Мы как-то притихли. К каждому из нас может слишком легко прийти эта беда. Вот с весной начнется разложение трупов, промчится эпидемия, может быть, и нас подберет за собой. И как-то сами собой нависают тяжелые думы.
7 февраля
На поле битвы
Много народу положили сарыкамышские бои. Крутые, снежные горы помогали пушкам и пулеметам. Затонет, замотается бедняга в снегу, а тут его и прихлопнут. Сделали свое дело и сарыкамышские морозы. Много турецкого войска погибло в пути, много раненых перемерзло в напрасном ожидании помощи. Турки лезли сплошными массами. У них офицеры и вообще командирский состав находится сзади и оттуда управляет ходом битвы, а наши офицеры лежат в цепи и принимают непосредственное участие.

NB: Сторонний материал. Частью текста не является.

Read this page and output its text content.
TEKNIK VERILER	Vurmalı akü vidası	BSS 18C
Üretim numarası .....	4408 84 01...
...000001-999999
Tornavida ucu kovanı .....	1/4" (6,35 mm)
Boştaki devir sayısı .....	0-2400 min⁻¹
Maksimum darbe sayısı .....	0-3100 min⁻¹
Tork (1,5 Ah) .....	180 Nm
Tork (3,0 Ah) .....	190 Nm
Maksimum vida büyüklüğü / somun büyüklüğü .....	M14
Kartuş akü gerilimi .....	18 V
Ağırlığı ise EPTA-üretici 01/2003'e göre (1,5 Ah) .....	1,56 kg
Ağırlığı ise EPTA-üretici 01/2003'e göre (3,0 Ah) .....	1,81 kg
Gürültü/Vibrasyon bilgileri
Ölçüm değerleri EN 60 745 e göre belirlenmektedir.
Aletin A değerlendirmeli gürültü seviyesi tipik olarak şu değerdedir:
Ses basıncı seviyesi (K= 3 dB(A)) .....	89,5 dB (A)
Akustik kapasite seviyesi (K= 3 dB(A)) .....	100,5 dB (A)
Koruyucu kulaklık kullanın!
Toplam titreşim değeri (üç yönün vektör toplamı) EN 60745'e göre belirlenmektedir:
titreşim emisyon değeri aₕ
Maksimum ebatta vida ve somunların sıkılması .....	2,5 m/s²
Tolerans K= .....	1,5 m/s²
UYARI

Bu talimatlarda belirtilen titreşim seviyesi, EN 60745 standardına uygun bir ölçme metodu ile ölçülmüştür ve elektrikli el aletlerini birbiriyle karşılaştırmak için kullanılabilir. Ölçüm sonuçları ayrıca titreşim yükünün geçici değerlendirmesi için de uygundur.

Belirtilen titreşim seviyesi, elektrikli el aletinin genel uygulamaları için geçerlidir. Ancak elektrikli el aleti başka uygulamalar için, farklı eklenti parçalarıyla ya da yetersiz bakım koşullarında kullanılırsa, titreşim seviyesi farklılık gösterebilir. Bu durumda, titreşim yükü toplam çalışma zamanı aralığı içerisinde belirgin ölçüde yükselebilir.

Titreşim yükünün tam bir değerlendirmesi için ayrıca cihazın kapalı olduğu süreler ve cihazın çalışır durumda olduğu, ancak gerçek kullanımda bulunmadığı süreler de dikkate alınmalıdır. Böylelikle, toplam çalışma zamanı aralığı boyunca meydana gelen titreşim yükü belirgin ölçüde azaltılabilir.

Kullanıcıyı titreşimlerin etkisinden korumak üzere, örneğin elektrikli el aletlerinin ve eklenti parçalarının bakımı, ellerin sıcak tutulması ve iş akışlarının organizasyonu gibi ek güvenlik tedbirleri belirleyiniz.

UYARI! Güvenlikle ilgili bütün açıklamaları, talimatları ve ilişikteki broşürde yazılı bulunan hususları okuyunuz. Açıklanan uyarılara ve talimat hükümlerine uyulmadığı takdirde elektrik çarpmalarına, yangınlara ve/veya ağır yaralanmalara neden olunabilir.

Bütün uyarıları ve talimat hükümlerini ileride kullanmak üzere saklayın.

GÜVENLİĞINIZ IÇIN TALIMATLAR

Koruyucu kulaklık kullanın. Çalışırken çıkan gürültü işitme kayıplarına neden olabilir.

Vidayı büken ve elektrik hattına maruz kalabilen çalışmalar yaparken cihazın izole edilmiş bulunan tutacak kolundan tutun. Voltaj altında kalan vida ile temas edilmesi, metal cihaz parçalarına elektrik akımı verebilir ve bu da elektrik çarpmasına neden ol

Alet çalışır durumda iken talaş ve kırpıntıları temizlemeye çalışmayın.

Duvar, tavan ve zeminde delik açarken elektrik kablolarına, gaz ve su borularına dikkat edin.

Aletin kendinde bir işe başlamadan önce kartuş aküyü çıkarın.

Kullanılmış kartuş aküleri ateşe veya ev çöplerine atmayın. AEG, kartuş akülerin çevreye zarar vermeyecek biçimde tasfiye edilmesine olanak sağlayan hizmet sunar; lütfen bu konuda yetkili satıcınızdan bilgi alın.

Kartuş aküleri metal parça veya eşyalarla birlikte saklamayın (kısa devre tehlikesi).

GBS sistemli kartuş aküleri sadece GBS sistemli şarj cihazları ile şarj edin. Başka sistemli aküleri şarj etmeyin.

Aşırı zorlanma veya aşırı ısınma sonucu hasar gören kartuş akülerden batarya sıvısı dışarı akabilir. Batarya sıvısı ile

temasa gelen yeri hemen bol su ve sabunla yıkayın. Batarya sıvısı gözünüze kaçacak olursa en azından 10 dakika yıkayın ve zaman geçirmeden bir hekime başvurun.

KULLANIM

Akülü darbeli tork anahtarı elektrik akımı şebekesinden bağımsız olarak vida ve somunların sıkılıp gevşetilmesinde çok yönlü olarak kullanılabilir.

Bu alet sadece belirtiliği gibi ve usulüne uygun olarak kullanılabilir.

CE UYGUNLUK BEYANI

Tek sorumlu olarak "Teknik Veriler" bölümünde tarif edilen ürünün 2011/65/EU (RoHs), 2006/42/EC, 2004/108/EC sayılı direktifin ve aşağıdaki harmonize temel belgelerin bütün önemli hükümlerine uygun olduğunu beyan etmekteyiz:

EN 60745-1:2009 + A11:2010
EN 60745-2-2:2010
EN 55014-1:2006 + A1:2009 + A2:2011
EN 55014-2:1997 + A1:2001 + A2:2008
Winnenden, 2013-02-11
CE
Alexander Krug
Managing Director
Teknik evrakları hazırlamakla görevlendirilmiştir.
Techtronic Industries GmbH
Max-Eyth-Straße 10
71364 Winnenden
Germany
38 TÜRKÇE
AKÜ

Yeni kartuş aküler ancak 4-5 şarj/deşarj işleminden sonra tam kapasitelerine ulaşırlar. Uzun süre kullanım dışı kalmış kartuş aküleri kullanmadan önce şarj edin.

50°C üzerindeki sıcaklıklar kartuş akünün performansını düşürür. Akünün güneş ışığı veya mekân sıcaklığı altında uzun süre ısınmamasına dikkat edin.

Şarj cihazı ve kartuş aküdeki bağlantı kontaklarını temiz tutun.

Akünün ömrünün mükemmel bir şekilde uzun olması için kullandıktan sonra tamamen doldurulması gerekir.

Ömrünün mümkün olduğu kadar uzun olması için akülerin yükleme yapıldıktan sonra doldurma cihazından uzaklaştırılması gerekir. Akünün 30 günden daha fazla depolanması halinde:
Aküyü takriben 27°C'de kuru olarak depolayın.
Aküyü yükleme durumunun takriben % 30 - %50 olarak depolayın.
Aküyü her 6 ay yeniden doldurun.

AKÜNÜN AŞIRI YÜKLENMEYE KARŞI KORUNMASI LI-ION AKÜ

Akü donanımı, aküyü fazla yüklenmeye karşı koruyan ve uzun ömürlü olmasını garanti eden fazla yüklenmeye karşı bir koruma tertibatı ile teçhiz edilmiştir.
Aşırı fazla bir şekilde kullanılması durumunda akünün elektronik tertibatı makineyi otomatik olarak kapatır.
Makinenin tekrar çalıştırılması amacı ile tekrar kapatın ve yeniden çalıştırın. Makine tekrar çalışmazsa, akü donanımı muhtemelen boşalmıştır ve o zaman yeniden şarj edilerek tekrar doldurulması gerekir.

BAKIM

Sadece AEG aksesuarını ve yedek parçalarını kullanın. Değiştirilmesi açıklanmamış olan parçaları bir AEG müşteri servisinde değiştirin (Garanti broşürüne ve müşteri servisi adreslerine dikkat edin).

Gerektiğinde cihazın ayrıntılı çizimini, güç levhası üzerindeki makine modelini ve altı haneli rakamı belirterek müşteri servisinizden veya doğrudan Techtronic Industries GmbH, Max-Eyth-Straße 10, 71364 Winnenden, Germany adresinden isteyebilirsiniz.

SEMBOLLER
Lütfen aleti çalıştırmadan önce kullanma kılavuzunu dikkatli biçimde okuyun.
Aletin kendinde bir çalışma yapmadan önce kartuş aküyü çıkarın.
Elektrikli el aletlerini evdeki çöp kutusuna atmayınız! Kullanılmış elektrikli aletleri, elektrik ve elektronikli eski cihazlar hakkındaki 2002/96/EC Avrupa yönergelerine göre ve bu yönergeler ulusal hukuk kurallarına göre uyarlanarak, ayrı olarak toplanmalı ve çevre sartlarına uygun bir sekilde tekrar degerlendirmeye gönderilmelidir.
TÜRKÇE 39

Это имеет, конечно, громадные преимущества, так как чувство панибратства и полного товарищества, сознания одинаковости опасности положения тесно смыкают и являются едва ли не самым важным условием в смысле психологическом. Правда, у нас потери в офицерском составе значительно крупнее, чем у турок, но зато и победы чаще на нашей стороне. А это уж вопрос иной, что важнее: славные победы или сохранение офицерского состава. Эта война не приняла в Турции характера священной войны, что и указывает на искусственность ее создания. Этим объясняются отчасти и геройские захватывания нашими мелкими частями крупных турецких отрядов. Не сплоченные общей идеей, силой прогнанные на войну, притом же оборванные донельзя, голодные, они идут в плен, мало тревожась чувством чести, солдатского достоинства или соображениями другого характера.
Даже пленные офицеры не скрывают нежелания воевать и не оправдывают это принуждение высших властей. Был курьезный случай. Какой-то видный турецкий военный чин въехал в нашу цепь, приняв ее за свою, и довольно спокойно сдался, не волнуясь, не озлобляясь, так что у всех явилось разом подозрение на доброкачественность его поступка. Было слишком очевидно, что его сюда привело нежелание биться попусту, быть может, боязнь за жизнь, быть может, общее недовольство политикой германских провокаторов.